Haití: Masacre en Haití: la Huida…
El asalto dejó al menos 70 muertos, más de 30 heridos y más de 50 casas incendiadas. Las víctimas fueron sorprendidas mientras dormían. "Algunos los mataron por la espalda mientras huían.
Hay personas que cayeron en pozos y murieron tras recibir disparos", contó Pierre, aún conmocionada. Las bandas armadas bloquearon las principales carreteras para impedir que la policía pudiera reaccionar.
El horror se extendió más allá de Pont Sondé. Otro testigo, que prefirió no identificarse, narró entre lágrimas cómo perdió contacto con su pareja y su hijo pequeño durante la huida. "Intento localizarlos por teléfono, pero es en vano", se lamentó.
Muchos sobrevivientes se refugiaron en las montañas, sin alimentos, sin agua y sin siquiera una sábana para cubrirse durante las noches.
Amina Daleften vivió una pesadilla similar. Su casa fue incendiada mientras dormía. "Oíamos los disparos fuera.
Cogí a mis tres hijos, incluido un bebé, para huir", relató. Junto a otros desplazados, encontró refugio temporal en una escuela, pero las condiciones son extremas. "Dormimos sobre las rocas.
No tenemos nada que poner en el suelo para acostarnos", describió Pierre, quien ahora comparte un espacio reducido con decenas de personas sin privacidad alguna.
La masacre desplazó a más de 6,000 personas
La masacre desplazó a más de 6,000 personas. Muchos huyeron a otras localidades, pero las bandas armadas los persiguieron. "Mataron a más gente", aseguró Pierre.
La zona quedó prácticamente despoblada, convertida en un escenario de desolación donde antes había comunidades enteras.
Haití vive una crisis de seguridad sin precedentes desde 2018. La proliferación de bandas armadas ha convertido al país en uno de los más violentos del mundo. Solo entre marzo de 2025 y enero de 2026, se registraron 5,519 muertos y 2,608 heridos.
La población civil paga el precio más alto de esta espiral de violencia.

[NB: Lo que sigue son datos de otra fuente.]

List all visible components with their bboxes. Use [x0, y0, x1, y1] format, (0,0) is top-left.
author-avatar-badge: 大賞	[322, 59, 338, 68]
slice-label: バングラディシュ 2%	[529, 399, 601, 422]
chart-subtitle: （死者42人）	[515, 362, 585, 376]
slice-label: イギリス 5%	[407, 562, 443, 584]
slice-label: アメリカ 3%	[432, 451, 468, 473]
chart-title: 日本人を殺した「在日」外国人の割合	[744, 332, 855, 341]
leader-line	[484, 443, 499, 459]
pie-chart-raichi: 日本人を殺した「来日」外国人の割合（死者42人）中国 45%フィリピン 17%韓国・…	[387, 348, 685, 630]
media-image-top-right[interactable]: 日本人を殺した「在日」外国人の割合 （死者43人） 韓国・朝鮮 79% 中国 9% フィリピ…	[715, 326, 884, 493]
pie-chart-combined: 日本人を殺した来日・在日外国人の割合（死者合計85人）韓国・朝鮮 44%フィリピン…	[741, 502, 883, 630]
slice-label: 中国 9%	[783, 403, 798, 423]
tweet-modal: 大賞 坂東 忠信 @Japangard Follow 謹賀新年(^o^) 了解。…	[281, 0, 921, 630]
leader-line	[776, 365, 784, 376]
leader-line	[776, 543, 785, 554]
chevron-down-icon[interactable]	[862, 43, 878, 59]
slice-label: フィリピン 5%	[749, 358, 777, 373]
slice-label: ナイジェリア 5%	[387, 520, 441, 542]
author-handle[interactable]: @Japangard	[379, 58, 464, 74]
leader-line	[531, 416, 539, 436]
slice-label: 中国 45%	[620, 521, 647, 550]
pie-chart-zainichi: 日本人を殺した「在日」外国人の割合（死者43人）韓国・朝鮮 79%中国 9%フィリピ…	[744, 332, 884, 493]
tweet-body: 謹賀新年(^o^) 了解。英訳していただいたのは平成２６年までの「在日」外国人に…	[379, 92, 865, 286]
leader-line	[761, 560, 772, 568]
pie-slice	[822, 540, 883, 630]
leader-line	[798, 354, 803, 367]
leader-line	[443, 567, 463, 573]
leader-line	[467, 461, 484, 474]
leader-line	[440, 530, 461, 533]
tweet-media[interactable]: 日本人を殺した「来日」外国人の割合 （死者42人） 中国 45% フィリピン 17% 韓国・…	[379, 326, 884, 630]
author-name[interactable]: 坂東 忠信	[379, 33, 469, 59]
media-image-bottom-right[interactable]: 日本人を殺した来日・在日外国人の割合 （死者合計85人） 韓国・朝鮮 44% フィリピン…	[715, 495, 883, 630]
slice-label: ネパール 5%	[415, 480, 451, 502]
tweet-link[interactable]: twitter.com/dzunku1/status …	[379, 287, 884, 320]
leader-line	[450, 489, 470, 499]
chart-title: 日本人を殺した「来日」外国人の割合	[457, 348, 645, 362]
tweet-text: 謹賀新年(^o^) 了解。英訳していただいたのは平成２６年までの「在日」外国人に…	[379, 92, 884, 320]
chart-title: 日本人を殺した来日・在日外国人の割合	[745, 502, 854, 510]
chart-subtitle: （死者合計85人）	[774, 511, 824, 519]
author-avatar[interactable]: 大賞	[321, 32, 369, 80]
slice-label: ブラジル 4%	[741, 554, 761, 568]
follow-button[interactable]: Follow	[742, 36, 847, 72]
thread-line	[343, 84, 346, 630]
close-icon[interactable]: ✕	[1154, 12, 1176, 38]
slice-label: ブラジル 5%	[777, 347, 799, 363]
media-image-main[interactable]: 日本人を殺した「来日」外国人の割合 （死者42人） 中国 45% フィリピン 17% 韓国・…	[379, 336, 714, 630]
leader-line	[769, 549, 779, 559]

Ante esta situación, Naciones Unidas creó en 2025 la Fuerza de Supresión de Pandillas (FSG), que finalmente desplegó sus primeras tropas el 1 de abril. Provenientes de Chad, estos militares sustituyen a la anterior Misión de Seguridad para Haití, que no logró contener la violencia. La nueva fuerza prevé desplegar 5,500 efectivos entre abril y octubre de 2026, provenientes de África, Asia, América Latina y el Caribe.
Mientras tanto, los sobrevivientes de la masacre esperan poder regresar a sus hogares. "Pedimos a las autoridades que tomen esto en serio y adopten acciones que nos permitan volver a vivir en nuestro hogar", suplicó Amina Daleften. Pero en un país donde las bandas controlan vastas zonas y la impunidad es la norma, el futuro sigue siendo incierto para miles de haitianos que solo quieren vivir en paz.